Certains observateurs pensent que le candidat Benflis se positionne pour l’après-17 avril…
Je suis un homme politique et un homme politique ne s’arrête jamais sauf quand son cœur s’arrête de battre. J’entends jouer mon rôle jusqu’au bout. Toutes les chances de succès sont de mon côté. Quoi qu’il arrive, je resterai sur le terrain. Mon combat pour la liberté et la démocratie se poursuivra.
Vous avez appelé à la chute du système. Mais pour certains, vous êtes l’autre phase de ce même système…
Les gens ont le droit de penser cela. En 1988, on m’a appelé pour prendre une lourde responsabilité. Celle de ministre de la Justice. J’ai répondu à l’appel de mon pays. J’ai fait ce que j’ai pu pour la justice. Avoir fait partie du système et entendre des gens dire cela ne me dérange pas. Les hommes politiques sont jugés sur leurs actes et non sur leur appartenance à tel ou tel système. C’est mon combat pour les droits de l’homme qui m’a amené à cette fonction. En 1991, il y a eu des dépassements. Et c’est pour ne pas avoir accepté que la liberté soit restreinte en dehors du cadre judiciaire que j’avais démissionné. J’avais refusé de cautionner les dérives.
Parlons de l’international. La diplomatie algérienne manque d’efficacité. Qu’elle est votre vision de la politique étrangère ?
L’action extérieure n’est que le reflet de la situation interne. Le projet de renouveau que je propose vise à redynamiser l’action extérieure sur la base d’une stratégie qui permette à notre pays d’être présent dans des espaces stratégiques. J’entends par là l’Afrique et la Méditerranée.
Croyez-vous à un axe Alger-Paris fort ?
L’Algérie et la France sont deux pays importants en Méditerranée. Ils ont des responsabilités à assumer, des actions à entreprendre pour demain. Je plaide pour un partenariat durable qui prend en compte l’intérêt bien compris des deux pays.
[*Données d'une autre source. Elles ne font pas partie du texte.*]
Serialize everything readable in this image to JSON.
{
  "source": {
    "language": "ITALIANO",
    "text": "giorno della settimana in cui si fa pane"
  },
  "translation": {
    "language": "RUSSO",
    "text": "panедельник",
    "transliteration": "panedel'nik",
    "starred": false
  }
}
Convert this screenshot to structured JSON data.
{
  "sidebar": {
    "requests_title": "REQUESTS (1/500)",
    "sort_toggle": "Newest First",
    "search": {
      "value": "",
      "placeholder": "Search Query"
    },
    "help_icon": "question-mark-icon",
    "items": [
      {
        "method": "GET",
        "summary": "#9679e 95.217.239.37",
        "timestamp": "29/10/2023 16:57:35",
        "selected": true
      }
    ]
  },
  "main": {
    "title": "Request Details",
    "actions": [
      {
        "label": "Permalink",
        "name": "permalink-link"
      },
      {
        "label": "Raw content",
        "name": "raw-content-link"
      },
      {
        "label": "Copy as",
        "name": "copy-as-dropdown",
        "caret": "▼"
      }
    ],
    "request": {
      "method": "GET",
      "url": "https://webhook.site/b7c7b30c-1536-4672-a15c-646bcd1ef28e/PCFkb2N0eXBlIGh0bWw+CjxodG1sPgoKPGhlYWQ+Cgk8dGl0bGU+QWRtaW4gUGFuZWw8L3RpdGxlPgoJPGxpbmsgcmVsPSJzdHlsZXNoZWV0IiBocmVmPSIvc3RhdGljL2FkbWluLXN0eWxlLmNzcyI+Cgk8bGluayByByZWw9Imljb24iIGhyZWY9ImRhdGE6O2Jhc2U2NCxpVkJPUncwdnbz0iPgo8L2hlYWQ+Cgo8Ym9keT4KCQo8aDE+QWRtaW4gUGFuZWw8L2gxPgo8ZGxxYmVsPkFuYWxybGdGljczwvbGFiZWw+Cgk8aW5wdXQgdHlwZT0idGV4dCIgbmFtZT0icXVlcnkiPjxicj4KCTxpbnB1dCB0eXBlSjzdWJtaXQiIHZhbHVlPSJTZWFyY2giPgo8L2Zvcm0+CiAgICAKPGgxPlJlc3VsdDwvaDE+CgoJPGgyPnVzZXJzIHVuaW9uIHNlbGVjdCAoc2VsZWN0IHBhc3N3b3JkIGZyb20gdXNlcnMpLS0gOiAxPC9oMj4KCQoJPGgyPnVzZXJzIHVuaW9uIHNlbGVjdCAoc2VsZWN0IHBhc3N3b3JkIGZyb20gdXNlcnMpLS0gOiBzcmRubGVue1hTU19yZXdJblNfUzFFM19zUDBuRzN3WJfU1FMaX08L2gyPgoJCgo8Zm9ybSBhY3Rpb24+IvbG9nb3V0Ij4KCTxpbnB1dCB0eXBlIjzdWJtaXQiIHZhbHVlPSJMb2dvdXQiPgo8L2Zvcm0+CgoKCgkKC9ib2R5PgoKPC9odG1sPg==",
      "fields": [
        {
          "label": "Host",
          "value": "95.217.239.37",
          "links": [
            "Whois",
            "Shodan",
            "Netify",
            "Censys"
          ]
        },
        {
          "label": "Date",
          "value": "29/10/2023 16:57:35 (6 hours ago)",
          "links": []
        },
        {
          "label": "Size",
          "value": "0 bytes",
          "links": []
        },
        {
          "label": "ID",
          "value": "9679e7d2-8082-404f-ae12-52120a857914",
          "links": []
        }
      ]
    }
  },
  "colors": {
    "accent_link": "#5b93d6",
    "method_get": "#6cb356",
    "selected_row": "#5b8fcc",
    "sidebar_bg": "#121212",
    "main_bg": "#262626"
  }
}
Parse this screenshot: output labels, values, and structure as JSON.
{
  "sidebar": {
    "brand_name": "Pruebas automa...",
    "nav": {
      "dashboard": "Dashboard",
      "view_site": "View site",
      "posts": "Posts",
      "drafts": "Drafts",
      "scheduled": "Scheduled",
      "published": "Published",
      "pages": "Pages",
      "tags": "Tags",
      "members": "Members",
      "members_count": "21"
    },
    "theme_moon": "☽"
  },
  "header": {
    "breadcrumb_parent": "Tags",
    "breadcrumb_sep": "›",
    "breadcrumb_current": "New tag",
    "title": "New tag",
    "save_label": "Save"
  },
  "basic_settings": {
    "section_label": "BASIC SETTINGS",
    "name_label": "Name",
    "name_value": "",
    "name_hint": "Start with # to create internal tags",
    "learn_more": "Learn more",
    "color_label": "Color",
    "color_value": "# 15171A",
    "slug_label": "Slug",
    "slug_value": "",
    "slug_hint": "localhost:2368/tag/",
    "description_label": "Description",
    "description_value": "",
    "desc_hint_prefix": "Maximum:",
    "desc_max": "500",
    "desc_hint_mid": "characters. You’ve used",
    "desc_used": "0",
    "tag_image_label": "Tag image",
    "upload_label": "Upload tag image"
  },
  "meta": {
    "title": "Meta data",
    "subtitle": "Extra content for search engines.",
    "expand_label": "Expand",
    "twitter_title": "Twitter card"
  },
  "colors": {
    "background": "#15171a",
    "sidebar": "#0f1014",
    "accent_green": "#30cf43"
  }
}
Les frontières avec le Maroc sont fermées. Les relations entre les deux pays sont difficiles. Comment comptez-vous gérer ce dossier ?
Les frontières seront ouvertes quand les problèmes entre les deux pays seront réglés. Il n’est pas dans mon intention d’entreprendre toute action qui ne préserve pas les intérêts du peuple algérien.
Par ailleurs, j’œuvrerai à faciliter les solutions entre les protagonistes du conflit au Sahara occidental dans le cadre de la légalité internationale et sous l’égide des Nations unies.
La direction de campagne du candidat Bouteflika vous accuse de perturber ses meetings…
Je n’ai pas de commentaire à faire. Je m’occupe de ma campagne.